The US Dollar is trimming some losses against the Japanese Yen, returning to levels near 154.00 on Wednesday's European session, after hitting lows right below 152.00 on Tuesday. The Dollar's rebound, however, remains frail amid the risk-averse market mood, with all eyes on US employment and services activity data, due later today.
The cautious tone of the minutes of October's Bank of Japan (BoJ) Monetary Policy meeting has put some pressure on the Yen as some members remained wary about hiking interest rates further amid the downside risk to the economy stemming from US tariffs.
Earlier on Wednesday, Japan's top FX diplomat, Atsushi Mimura, warned that the recent Yen moves deviate from fundamentals, as the pair reaches levels that triggered BoJ interventions in 2022 and 2024.
Risk aversion keeps driving markets on Wednesday as investors pare back bets of further Fed monetary easing in December, while the US government shutdown enters its fifth week without an end in sight and is on track to become the largest in history.
The US Dollar Index, which measures the value of the Greenback against a basket of currencies, remains steady near three-month highs, with investors awaiting the release of October's ADP Employment Report for further clues about the Fed's rate path.
Private employment is expected to have increased by 25,000, after a 32,000 decline in September. Still well below the 150,000 monthly new jobs averaged from 2010 to 2025.
Somewhat later, the US ISM Services PMI is expected to show a moderate rebound to 50.8 in October, from 50 in September.

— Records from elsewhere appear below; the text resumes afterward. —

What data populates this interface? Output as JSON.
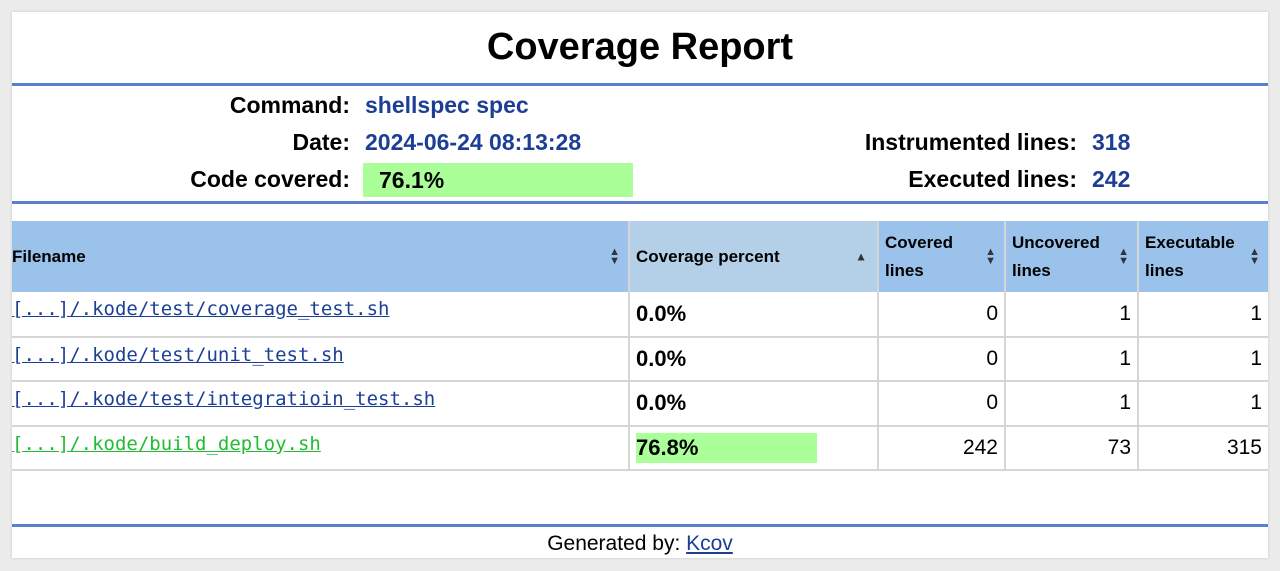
{
  "title": "Coverage Report",
  "info": {
    "command_label": "Command:",
    "command_value": "shellspec spec",
    "date_label": "Date:",
    "date_value": "2024-06-24 08:13:28",
    "covered_label": "Code covered:",
    "covered_value": "76.1%",
    "instrumented_label": "Instrumented lines:",
    "instrumented_value": "318",
    "executed_label": "Executed lines:",
    "executed_value": "242"
  },
  "table": {
    "headers": {
      "filename": "Filename",
      "coverage": "Coverage percent",
      "covered": "Covered lines",
      "uncovered": "Uncovered lines",
      "executable": "Executable lines"
    },
    "rows": [
      {
        "file": "[...]/.kode/test/coverage_test.sh",
        "pct": "0.0%",
        "covered": "0",
        "uncovered": "1",
        "executable": "1"
      },
      {
        "file": "[...]/.kode/test/unit_test.sh",
        "pct": "0.0%",
        "covered": "0",
        "uncovered": "1",
        "executable": "1"
      },
      {
        "file": "[...]/.kode/test/integratioin_test.sh",
        "pct": "0.0%",
        "covered": "0",
        "uncovered": "1",
        "executable": "1"
      },
      {
        "file": "[...]/.kode/build_deploy.sh",
        "pct": "76.8%",
        "covered": "242",
        "uncovered": "73",
        "executable": "315"
      }
    ]
  },
  "footer": {
    "label": "Generated by:",
    "link": "Kcov"
  },
  "colors": {
    "accent_rule": "#5a7fcc",
    "header_bg": "#9ac2ea",
    "covered_bar": "#aaff99",
    "link": "#1c3f95",
    "high_coverage_link": "#22bb33"
  }
}
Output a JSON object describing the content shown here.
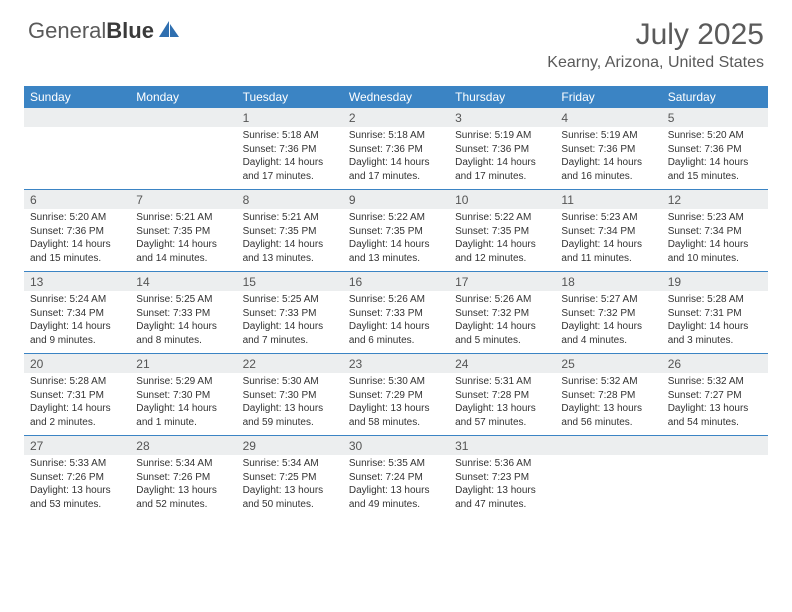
{
  "brand": {
    "part1": "General",
    "part2": "Blue"
  },
  "title": "July 2025",
  "location": "Kearny, Arizona, United States",
  "colors": {
    "header_bg": "#3b84c4",
    "header_text": "#ffffff",
    "daynum_bg": "#eceeef",
    "text": "#333333",
    "title_color": "#5a5a5a",
    "row_divider": "#3b84c4",
    "background": "#ffffff"
  },
  "day_headers": [
    "Sunday",
    "Monday",
    "Tuesday",
    "Wednesday",
    "Thursday",
    "Friday",
    "Saturday"
  ],
  "weeks": [
    {
      "nums": [
        "",
        "",
        "1",
        "2",
        "3",
        "4",
        "5"
      ],
      "cells": [
        null,
        null,
        {
          "sunrise": "Sunrise: 5:18 AM",
          "sunset": "Sunset: 7:36 PM",
          "daylight": "Daylight: 14 hours and 17 minutes."
        },
        {
          "sunrise": "Sunrise: 5:18 AM",
          "sunset": "Sunset: 7:36 PM",
          "daylight": "Daylight: 14 hours and 17 minutes."
        },
        {
          "sunrise": "Sunrise: 5:19 AM",
          "sunset": "Sunset: 7:36 PM",
          "daylight": "Daylight: 14 hours and 17 minutes."
        },
        {
          "sunrise": "Sunrise: 5:19 AM",
          "sunset": "Sunset: 7:36 PM",
          "daylight": "Daylight: 14 hours and 16 minutes."
        },
        {
          "sunrise": "Sunrise: 5:20 AM",
          "sunset": "Sunset: 7:36 PM",
          "daylight": "Daylight: 14 hours and 15 minutes."
        }
      ]
    },
    {
      "nums": [
        "6",
        "7",
        "8",
        "9",
        "10",
        "11",
        "12"
      ],
      "cells": [
        {
          "sunrise": "Sunrise: 5:20 AM",
          "sunset": "Sunset: 7:36 PM",
          "daylight": "Daylight: 14 hours and 15 minutes."
        },
        {
          "sunrise": "Sunrise: 5:21 AM",
          "sunset": "Sunset: 7:35 PM",
          "daylight": "Daylight: 14 hours and 14 minutes."
        },
        {
          "sunrise": "Sunrise: 5:21 AM",
          "sunset": "Sunset: 7:35 PM",
          "daylight": "Daylight: 14 hours and 13 minutes."
        },
        {
          "sunrise": "Sunrise: 5:22 AM",
          "sunset": "Sunset: 7:35 PM",
          "daylight": "Daylight: 14 hours and 13 minutes."
        },
        {
          "sunrise": "Sunrise: 5:22 AM",
          "sunset": "Sunset: 7:35 PM",
          "daylight": "Daylight: 14 hours and 12 minutes."
        },
        {
          "sunrise": "Sunrise: 5:23 AM",
          "sunset": "Sunset: 7:34 PM",
          "daylight": "Daylight: 14 hours and 11 minutes."
        },
        {
          "sunrise": "Sunrise: 5:23 AM",
          "sunset": "Sunset: 7:34 PM",
          "daylight": "Daylight: 14 hours and 10 minutes."
        }
      ]
    },
    {
      "nums": [
        "13",
        "14",
        "15",
        "16",
        "17",
        "18",
        "19"
      ],
      "cells": [
        {
          "sunrise": "Sunrise: 5:24 AM",
          "sunset": "Sunset: 7:34 PM",
          "daylight": "Daylight: 14 hours and 9 minutes."
        },
        {
          "sunrise": "Sunrise: 5:25 AM",
          "sunset": "Sunset: 7:33 PM",
          "daylight": "Daylight: 14 hours and 8 minutes."
        },
        {
          "sunrise": "Sunrise: 5:25 AM",
          "sunset": "Sunset: 7:33 PM",
          "daylight": "Daylight: 14 hours and 7 minutes."
        },
        {
          "sunrise": "Sunrise: 5:26 AM",
          "sunset": "Sunset: 7:33 PM",
          "daylight": "Daylight: 14 hours and 6 minutes."
        },
        {
          "sunrise": "Sunrise: 5:26 AM",
          "sunset": "Sunset: 7:32 PM",
          "daylight": "Daylight: 14 hours and 5 minutes."
        },
        {
          "sunrise": "Sunrise: 5:27 AM",
          "sunset": "Sunset: 7:32 PM",
          "daylight": "Daylight: 14 hours and 4 minutes."
        },
        {
          "sunrise": "Sunrise: 5:28 AM",
          "sunset": "Sunset: 7:31 PM",
          "daylight": "Daylight: 14 hours and 3 minutes."
        }
      ]
    },
    {
      "nums": [
        "20",
        "21",
        "22",
        "23",
        "24",
        "25",
        "26"
      ],
      "cells": [
        {
          "sunrise": "Sunrise: 5:28 AM",
          "sunset": "Sunset: 7:31 PM",
          "daylight": "Daylight: 14 hours and 2 minutes."
        },
        {
          "sunrise": "Sunrise: 5:29 AM",
          "sunset": "Sunset: 7:30 PM",
          "daylight": "Daylight: 14 hours and 1 minute."
        },
        {
          "sunrise": "Sunrise: 5:30 AM",
          "sunset": "Sunset: 7:30 PM",
          "daylight": "Daylight: 13 hours and 59 minutes."
        },
        {
          "sunrise": "Sunrise: 5:30 AM",
          "sunset": "Sunset: 7:29 PM",
          "daylight": "Daylight: 13 hours and 58 minutes."
        },
        {
          "sunrise": "Sunrise: 5:31 AM",
          "sunset": "Sunset: 7:28 PM",
          "daylight": "Daylight: 13 hours and 57 minutes."
        },
        {
          "sunrise": "Sunrise: 5:32 AM",
          "sunset": "Sunset: 7:28 PM",
          "daylight": "Daylight: 13 hours and 56 minutes."
        },
        {
          "sunrise": "Sunrise: 5:32 AM",
          "sunset": "Sunset: 7:27 PM",
          "daylight": "Daylight: 13 hours and 54 minutes."
        }
      ]
    },
    {
      "nums": [
        "27",
        "28",
        "29",
        "30",
        "31",
        "",
        ""
      ],
      "cells": [
        {
          "sunrise": "Sunrise: 5:33 AM",
          "sunset": "Sunset: 7:26 PM",
          "daylight": "Daylight: 13 hours and 53 minutes."
        },
        {
          "sunrise": "Sunrise: 5:34 AM",
          "sunset": "Sunset: 7:26 PM",
          "daylight": "Daylight: 13 hours and 52 minutes."
        },
        {
          "sunrise": "Sunrise: 5:34 AM",
          "sunset": "Sunset: 7:25 PM",
          "daylight": "Daylight: 13 hours and 50 minutes."
        },
        {
          "sunrise": "Sunrise: 5:35 AM",
          "sunset": "Sunset: 7:24 PM",
          "daylight": "Daylight: 13 hours and 49 minutes."
        },
        {
          "sunrise": "Sunrise: 5:36 AM",
          "sunset": "Sunset: 7:23 PM",
          "daylight": "Daylight: 13 hours and 47 minutes."
        },
        null,
        null
      ]
    }
  ]
}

The Bank of Japan (BoJ) is the Japanese central bank, which sets monetary policy in the country. Its mandate is to issue banknotes and carry out currency and monetary control to ensure price stability, which means an inflation target of around 2%.
The Bank of Japan embarked in an ultra-loose monetary policy in 2013 in order to stimulate the economy and fuel inflation amid a low-inflationary environment. The bank’s policy is based on Quantitative and Qualitative Easing (QQE), or printing notes to buy assets such as government or corporate bonds to provide liquidity. In 2016, the bank doubled down on its strategy and further loosened policy by first introducing negative interest rates and then directly controlling the yield of its 10-year government bonds. In March 2024, the BoJ lifted interest rates, effectively retreating from the ultra-loose monetary policy stance.
The Bank’s massive stimulus caused the Yen to depreciate against its main currency peers. This process exacerbated in 2022 and 2023 due to an increasing policy divergence between the Bank of Japan and other main central banks, which opted to increase interest rates sharply to fight decades-high levels of inflation. The BoJ’s policy led to a widening differential with other currencies, dragging down the value of the Yen. This trend partly reversed in 2024, when the BoJ decided to abandon its ultra-loose policy stance.
A weaker Yen and the spike in global energy prices led to an increase in Japanese inflation, which exceeded the BoJ’s 2% target. The prospect of rising salaries in the country – a key element fuelling inflation – also contributed to the move.

The pair has broken the small triangle pattern around 154.20 and is now testing support at a previous resistance area at 153.00. Technical indicators are turning lower, as the Relative Strength Index dipped below the 50 level, but the bullish structure from mid-September lows remains in place.
Bears should push prices below the 153.00 area, where the 61.8% Fibonacci retracement of the October 29-30 bull run crosses trendline support. A confirmation below here would increase pressure towartds the October 30 low, at 152.20.
To the upside, the October 30 and November 4 highs, near 154.50, are likely to challenge bulls ahead of the February 13 high, at 154.85. Further up, the 127.2% extension of last week's rally, at 155.30, emerges as a potential target.